Frans Alfons Ignace Maria Janssens (23 July 1863 – 8 October 1924) was Catholic priest and the discoverer of crossing-over of genes during meiosis, which he called "chiasmatypie". His work was continued by the Nobel Prize winner Thomas Hunt Morgan to develop the theory of genetic linkage.

==Life==
Frans Janssens was born in Sint-Niklaas, the son of Theodoor Janssens, a politician. He was ordained as a priest on 18 September 1886, and obtained a PhD in Natural Science in 1890, with the highest honors and a scholarship to attend many prestigious foreign laboratories. In 1891 he became a teacher in Ghent.

He was sent by his bishop to the brewery school in Munich, then to the Carlsberg Laboratory in Copenhagen, where he worked with Johan Kjeldahl and Emil Christian Hansen. He returned to Belgium, where he co-founded a brewery school and taught bacteriology.

In 1896, he joined the Faculty of Sciences for the Catholic University of Leuven, as a professor in microscopy, and from 1899 in cytology, succeeding Jean-Baptiste Carnoy in the chair.

Janssens was also president of the Societé Belge de Biologie and a Canon (priest) at the Sint-Baafskathedraal in Ghent.
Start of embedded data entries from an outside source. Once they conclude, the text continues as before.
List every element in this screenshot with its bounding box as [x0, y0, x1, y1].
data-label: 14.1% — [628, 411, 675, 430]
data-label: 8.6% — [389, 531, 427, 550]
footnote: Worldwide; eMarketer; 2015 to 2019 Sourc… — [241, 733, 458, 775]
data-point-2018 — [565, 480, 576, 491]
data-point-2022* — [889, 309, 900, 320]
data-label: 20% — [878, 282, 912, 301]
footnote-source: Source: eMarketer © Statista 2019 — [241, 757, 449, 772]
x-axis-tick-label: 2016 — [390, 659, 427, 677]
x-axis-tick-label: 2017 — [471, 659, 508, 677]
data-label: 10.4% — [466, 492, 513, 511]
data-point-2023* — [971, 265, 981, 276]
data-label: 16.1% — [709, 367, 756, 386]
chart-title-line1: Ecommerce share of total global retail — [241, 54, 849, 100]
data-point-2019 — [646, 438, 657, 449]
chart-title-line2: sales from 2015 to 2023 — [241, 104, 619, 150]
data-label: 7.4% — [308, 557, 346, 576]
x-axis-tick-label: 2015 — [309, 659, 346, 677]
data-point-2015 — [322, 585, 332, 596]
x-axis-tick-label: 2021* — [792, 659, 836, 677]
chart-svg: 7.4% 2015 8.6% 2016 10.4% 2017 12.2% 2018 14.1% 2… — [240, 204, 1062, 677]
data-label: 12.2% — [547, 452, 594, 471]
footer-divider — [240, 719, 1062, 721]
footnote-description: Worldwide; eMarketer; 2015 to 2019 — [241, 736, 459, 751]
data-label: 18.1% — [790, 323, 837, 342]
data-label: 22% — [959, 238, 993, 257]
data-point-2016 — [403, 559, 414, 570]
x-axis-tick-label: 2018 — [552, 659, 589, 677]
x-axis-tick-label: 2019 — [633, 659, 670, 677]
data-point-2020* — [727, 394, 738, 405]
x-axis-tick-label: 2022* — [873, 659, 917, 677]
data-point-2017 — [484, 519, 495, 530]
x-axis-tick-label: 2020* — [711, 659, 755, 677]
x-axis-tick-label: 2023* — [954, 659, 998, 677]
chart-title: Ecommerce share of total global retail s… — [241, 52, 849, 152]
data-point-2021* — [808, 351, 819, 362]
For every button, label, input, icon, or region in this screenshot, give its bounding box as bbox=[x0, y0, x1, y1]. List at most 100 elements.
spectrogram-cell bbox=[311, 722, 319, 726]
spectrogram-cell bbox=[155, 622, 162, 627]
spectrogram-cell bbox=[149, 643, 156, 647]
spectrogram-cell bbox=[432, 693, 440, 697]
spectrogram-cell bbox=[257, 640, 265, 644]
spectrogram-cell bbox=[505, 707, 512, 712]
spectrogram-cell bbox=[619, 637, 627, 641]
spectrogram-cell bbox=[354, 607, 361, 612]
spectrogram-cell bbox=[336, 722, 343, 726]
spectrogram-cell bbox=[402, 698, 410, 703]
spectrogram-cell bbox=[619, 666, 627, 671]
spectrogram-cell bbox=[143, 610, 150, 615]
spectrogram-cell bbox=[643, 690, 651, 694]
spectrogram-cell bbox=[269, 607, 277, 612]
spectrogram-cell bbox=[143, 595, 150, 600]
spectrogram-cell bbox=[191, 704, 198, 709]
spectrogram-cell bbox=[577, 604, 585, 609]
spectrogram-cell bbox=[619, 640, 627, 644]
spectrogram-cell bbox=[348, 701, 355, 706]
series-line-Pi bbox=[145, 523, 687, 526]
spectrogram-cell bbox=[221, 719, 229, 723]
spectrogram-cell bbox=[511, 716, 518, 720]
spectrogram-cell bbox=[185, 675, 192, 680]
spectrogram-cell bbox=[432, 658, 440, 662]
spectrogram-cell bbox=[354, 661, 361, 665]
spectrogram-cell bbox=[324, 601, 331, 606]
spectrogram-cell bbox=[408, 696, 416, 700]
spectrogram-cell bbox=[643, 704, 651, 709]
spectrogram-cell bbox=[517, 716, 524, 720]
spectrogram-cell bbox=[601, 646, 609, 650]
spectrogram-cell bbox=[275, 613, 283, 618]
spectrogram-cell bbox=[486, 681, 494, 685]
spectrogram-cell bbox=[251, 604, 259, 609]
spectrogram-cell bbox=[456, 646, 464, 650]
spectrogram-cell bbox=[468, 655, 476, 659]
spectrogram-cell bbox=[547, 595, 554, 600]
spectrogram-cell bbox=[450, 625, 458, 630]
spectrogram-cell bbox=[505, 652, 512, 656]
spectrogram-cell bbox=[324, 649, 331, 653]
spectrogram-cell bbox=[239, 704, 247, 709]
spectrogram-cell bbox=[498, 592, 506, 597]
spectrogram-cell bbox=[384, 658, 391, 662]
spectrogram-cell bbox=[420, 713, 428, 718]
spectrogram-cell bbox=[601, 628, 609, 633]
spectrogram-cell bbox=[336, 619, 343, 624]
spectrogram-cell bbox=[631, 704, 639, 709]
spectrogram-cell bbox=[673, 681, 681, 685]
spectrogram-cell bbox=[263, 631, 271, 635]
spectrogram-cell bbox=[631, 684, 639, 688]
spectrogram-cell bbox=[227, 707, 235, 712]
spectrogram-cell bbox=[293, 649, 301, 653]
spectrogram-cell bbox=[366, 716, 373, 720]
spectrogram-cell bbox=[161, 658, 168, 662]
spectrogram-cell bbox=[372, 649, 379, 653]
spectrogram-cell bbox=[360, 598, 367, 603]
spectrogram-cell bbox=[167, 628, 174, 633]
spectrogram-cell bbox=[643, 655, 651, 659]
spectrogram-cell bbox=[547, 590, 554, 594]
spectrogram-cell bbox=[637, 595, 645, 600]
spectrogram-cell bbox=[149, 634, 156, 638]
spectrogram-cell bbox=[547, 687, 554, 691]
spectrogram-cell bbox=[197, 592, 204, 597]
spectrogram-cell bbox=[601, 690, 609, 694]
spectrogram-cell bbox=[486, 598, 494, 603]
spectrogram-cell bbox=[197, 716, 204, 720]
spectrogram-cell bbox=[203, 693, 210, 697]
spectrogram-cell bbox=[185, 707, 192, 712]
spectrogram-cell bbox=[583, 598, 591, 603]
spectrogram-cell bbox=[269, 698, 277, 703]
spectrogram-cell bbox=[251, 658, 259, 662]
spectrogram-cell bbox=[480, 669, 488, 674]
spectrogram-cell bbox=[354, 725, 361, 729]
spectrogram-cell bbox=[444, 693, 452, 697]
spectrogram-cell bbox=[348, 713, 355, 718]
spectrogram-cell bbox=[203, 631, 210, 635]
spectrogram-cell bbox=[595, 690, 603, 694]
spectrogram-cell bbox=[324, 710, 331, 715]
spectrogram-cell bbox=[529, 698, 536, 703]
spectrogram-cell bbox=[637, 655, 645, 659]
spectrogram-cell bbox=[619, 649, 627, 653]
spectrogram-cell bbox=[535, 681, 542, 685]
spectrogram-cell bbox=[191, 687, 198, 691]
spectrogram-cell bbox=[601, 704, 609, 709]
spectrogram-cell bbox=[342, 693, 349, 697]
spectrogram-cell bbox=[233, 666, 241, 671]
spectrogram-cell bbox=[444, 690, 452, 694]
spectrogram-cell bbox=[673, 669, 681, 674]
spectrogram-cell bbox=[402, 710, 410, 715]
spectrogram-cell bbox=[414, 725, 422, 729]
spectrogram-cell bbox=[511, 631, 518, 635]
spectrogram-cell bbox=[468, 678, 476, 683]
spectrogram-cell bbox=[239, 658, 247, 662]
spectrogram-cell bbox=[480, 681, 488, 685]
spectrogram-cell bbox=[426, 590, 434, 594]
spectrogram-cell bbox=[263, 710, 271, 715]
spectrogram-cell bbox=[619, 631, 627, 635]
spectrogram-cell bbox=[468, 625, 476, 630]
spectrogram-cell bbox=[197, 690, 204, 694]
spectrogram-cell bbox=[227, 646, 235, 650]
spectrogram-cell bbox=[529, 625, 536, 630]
He died in Wichelen.

==Research==

In 1909, Janssens was the first to describe chromosomal crossover, which he called "chiasmatypie". He observed that, during meiosis when chromosomes divide, chromosome halves can approach and swap material with each other.

==Legacy==

In 1953, the Catholic University of Leuven founded the F. A. Janssens Laboratory of Genetics". The laboratory is now known as the Center of Microbial and Plant Genetics.